Exposed Stan functions for generated quantities in an R package


#1

I am working on an R package that fits models for sensitivity analysis. Based on the user’s scientific question, they may want some generated quantities and not others. I have post-processing functions written as Stan functions, but I cannot figure out how to expose and export them to use inside my R functions. Should I be calling expose_stan_functions in the package somehow? Is there another way?

I also recall from StanCon that standalone generated quantities were on the way or maybe even a completed feature – this could also work as a post-processing strategy. Have those made it into rstan?


#2

the dedicated facility for this is on it’s way into rstan 2.18.

It sounds to be as if you want to use expose_stan_functions to generate a cpp file which you then manually pull out and put into your src folder. Things work rather magically using Rcpp properties or whatever its called; just follow documentation on Rcpp and it should be straightforward to figure out.


#3

I think you’re talking about Rcpp attributes. I hadn’t considered trying to grab the generated C++ code for Rcpp. That seems like it could work. For some reason I was thinking that documenting it within the Stan file and adding an roxygen2 @export tag would do the trick. Now I wish I had made a note of why I expected that to work!

Will the standalone generated quantities in 2.18 have access to all of the same inputs that you can access in the normal generated quantities block? That is, will they work as if it had been run at the same time as the rest of the model (except for the RNG stream, of course)? If so, maybe I should put up with calculating a few extra generated quantities for now and then plan to switch over to standalone blocks after 2.18 comes out.


#4

maybe your export trick works, actually. Never thought about this; this would be quite neat.

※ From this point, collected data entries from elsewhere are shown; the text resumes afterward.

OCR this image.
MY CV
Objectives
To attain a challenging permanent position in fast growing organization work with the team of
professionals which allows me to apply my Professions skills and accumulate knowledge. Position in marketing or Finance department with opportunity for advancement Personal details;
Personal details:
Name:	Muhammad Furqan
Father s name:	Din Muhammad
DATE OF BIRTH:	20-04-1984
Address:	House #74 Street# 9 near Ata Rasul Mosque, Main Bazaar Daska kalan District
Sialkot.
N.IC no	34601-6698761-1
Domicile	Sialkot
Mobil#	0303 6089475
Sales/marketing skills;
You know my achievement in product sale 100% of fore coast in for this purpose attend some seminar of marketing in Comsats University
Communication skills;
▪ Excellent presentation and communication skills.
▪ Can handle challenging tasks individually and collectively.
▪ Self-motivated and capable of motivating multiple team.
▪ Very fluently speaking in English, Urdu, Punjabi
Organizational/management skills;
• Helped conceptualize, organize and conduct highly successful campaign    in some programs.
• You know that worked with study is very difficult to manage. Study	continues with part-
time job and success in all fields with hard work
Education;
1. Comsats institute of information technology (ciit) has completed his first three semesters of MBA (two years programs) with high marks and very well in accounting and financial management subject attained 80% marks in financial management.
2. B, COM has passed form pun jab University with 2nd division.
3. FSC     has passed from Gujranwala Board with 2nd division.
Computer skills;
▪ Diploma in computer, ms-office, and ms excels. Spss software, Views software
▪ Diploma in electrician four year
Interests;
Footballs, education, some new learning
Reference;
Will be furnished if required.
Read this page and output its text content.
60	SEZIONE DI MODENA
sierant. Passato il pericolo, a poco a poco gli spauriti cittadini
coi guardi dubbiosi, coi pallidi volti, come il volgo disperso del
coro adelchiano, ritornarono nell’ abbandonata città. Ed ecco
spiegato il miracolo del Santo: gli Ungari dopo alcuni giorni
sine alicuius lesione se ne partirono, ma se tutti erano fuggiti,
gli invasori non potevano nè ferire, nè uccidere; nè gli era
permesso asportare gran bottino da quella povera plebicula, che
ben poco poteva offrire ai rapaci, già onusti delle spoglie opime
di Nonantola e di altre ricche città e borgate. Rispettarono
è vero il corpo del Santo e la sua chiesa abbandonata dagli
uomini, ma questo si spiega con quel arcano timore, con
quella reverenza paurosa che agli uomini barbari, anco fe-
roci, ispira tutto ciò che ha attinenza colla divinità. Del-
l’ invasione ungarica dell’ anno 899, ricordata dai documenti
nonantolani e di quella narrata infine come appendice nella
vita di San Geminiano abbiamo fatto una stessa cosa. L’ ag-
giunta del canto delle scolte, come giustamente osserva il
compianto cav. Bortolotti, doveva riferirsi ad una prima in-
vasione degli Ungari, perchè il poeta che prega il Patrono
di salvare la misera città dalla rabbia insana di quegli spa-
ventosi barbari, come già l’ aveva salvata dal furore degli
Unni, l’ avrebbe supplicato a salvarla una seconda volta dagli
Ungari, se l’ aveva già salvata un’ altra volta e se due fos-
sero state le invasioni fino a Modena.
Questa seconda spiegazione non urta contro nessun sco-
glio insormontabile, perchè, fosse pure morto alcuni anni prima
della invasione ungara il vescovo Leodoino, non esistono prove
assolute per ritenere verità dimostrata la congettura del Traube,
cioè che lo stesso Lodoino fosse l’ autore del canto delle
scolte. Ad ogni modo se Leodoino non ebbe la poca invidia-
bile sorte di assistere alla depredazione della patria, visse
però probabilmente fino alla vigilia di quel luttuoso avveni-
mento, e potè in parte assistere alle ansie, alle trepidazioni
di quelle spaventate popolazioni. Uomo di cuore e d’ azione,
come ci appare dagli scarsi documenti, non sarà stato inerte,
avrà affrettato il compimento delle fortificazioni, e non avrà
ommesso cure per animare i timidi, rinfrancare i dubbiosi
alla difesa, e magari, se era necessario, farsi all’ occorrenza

To clarify: With 2.18 a clean expose stan functions facility will land in rstan. What you are referring to is another facility which allows to rerun the generated quantities block on some posterior. This facility is in the stan sources, but not yet made available in the interfaces. I don’t know when the rstan devs plan on exposing this somehow.


#5

Oh, I think I may have found the source of my misunderstanding. The Stan manual says “Function documentation should follow the Javadoc and Doxygen styles. Here’s an example…” then shows a function documented with @param and @return. At no point does it ever suggest @export will work, but past success with roxygen2 has trained me to believe in the quasimagical export powers of function documentation. I didn’t even question that assumption until it didn’t work. My bad.

My very basic attempts suggest that it does not work. Would have been fun, though!


#6

Hey, I implemented the current (not sure if it’s out yet) magic for expose_stan_functions and wouldn’t mind doing it for the generated quantities since it would basically allow us to do fairly arbitrary post-processing but could you describe your use case better? I don’t understand whether you want to compile C++ into your generated R package or if you want something that compiles on the fly, etc… Use cases make it much better to design how something ends up implemented.


#7

Sure! For background, I work in causal inference where analyses can often be separated into “statistical modeling” and “causal modeling” stages. The statistical models usually look like typical regression models. The causal stage might be a sensitivity analysis or it could be the calculation of some causal estimand that depends on regression parameters (e.g., a natural direct effect for mediation). The causal stage is really where I see major potential. I guess I imagine these functions prewritten/compiled with the rest of an rstan package, but I’m not completely sure.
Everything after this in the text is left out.